Hundreds of thousands of people descended on central London to join a march on Parliament and demand a final say for the public over Brexit.
Organisers of the Put it to the People march claimed one million people joined the peaceful procession through the capital.
Marchers waving EU flags and carrying their placards emblazoned with political messages weaved their way from Hyde Park Corner to Parliament Square on Saturday.
MPs lined up on stage to address the crowds outside Parliament and call on the government to provide a People’s Vote on Brexit.
Labour’s deputy leader Tom Watson accused the Prime Minister of having “lost control” of the Brexit process and said he could only back her deal if “you let the people vote on it too”.
Former Conservative, now Independent, MP Anna Soubry urged her parliamentary colleagues to “put your country first, get into the lobbies and vote for a People’s vote”.
Also addressing the crowds, Sadiq Khan, Mayor of London, called for Article 50 to be withdrawn.
“It’s time to give us, the British people, a final say on Brexit,” he said.
The march began at around midday, with protesters streaming from the bottom of Park Lane and along Piccadilly.
Demonstrators flooded central London, spilling over into parks and side-streets.
A raucous noise of marching bands, music, whistles, chants and cheers accompanied the crowd as it wound its way through the capital.
Protesters wore blue and yellow starred berets and flew large EU flags above people’s heads.
Messages on placards said “Revoke Article 50” and “Put it to the People”.
Marchers were lead in chants for a “People’s Vote now” and many wore yellow fluorescent stickers reading “Bollocks to Brexit. It’s not a done deal”.
Large screens positioned along Whitehall told people how to text and tweet support for a People’s Vote and a series of supportive video messages were played from celebrities including Stephen Fry, Gary Lineker and Delia Smith .
In Parliament Square, a giant banner, organised by anti-Brexit campaign group Led by Donkeys, was unfurled above the crowd carrying a quote by leading Brexiteer David Davis: “If a democracy cannot change its mind, it ceases to be a democracy.”
Radio presenter James O’Brien, founder of the Women’s Equality Party Sandi Toksvig and former cabinet minister Michael Heseltine also addressed the crowd.
On Twitter, Labour MP Jess Phillips said the event was “the nicest march I ever attended”.
The day’s activities were earlier kicked off by the unfurling of a large banner on Westminster Bridge that read “Love socialism, hate Brexit”.

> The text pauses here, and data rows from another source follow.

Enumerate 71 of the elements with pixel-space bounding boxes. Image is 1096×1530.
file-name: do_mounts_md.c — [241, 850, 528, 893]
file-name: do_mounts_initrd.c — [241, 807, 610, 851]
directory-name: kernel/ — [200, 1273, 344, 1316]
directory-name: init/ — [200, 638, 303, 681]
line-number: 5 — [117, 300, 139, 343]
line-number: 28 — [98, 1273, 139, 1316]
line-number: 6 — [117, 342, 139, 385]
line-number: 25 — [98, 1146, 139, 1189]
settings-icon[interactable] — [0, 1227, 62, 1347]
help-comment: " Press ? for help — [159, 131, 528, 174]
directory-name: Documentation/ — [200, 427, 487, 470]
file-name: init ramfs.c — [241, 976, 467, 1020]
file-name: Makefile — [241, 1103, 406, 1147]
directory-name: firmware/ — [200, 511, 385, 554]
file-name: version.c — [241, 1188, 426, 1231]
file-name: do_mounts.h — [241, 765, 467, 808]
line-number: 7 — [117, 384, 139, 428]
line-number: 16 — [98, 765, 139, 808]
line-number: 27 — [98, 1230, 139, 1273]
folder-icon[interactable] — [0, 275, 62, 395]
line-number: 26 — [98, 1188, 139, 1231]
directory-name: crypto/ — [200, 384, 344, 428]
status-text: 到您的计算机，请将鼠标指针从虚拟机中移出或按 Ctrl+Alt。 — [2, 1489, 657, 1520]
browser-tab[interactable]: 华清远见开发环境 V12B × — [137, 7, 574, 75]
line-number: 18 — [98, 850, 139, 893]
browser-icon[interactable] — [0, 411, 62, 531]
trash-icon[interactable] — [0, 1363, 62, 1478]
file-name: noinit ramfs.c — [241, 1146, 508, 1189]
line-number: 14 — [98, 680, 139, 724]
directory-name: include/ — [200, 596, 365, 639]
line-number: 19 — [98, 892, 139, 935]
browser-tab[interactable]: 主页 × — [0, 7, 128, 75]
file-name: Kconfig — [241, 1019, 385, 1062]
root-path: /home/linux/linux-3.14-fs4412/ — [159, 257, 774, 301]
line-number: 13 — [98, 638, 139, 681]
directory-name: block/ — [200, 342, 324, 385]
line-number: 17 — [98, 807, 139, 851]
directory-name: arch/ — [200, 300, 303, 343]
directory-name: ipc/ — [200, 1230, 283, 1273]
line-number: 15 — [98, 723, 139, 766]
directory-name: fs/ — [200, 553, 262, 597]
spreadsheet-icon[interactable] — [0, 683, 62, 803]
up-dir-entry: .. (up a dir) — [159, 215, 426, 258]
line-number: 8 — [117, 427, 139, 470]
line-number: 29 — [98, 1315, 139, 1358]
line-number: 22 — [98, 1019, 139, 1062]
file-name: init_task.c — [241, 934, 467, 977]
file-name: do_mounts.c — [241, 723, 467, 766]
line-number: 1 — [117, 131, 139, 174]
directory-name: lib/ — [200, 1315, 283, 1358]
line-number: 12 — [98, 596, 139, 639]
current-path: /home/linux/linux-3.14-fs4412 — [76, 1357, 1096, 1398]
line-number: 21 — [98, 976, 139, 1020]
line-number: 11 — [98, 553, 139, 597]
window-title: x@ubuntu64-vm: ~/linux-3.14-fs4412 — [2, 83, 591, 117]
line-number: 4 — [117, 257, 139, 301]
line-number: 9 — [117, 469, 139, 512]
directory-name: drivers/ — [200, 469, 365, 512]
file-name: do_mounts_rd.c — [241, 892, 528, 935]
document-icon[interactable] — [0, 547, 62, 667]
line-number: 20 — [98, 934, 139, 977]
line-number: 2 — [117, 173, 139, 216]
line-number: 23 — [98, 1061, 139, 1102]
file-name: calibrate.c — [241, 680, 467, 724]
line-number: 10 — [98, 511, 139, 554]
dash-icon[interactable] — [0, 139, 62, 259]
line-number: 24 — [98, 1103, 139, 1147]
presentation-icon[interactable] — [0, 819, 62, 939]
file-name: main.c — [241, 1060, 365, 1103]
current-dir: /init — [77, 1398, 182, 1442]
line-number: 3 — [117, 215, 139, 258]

The stunt was organised by a group calling itself the Left Bloc which is supported by Labour MPs, trade unions and grassroots campaigners.
Campaigners arrived in the capital from across the country, with one taking on a 715-mile journey on ferries, trains and buses from Orkney in Scotland.
Student Sorcha Kirker, 27, was due to be joined by about 30 other students from the University of the Highlands and Islands.
Retired couple Chris and Sue Ellery-Hill said they had left West Cornwall at 3am with 220 people in four coaches to get to the march in the capital.
Writer and film-maker Graham Hughes, 40, from Liverpool, said Brexit was “the most stupid thing that any country has ever done to itself in the history of the world”.
Mr Hughes, who said he had travelled to every country in the world without flying, added: “We’ve been spoilt in this country in the last 40 years.
“Freedom of movement is an absolute gift and these people want to take this away.”
Saturday’s demonstrations follow EU leaders agreeing to delay Brexit to give Prime Minister Theresa May a final chance to get her deal through Parliament.
Leaders agreed to extend Brexit to May 22 if Mrs May can get MPs to back her deal in the Commons at the third time of asking.
If the vote is not passed, the UK will have to set out an alternative way forward by April 12, which could mean a much longer delay – with the UK required to hold elections to the European Parliament – or leaving without a deal at all.
An online petition demanding the Government stops the Brexit process had topped four and a half million signatures by Saturday evening.
It is now the most popular ever submitted to the Parliament website, moving ahead of a 2016 petition calling for a second EU referendum.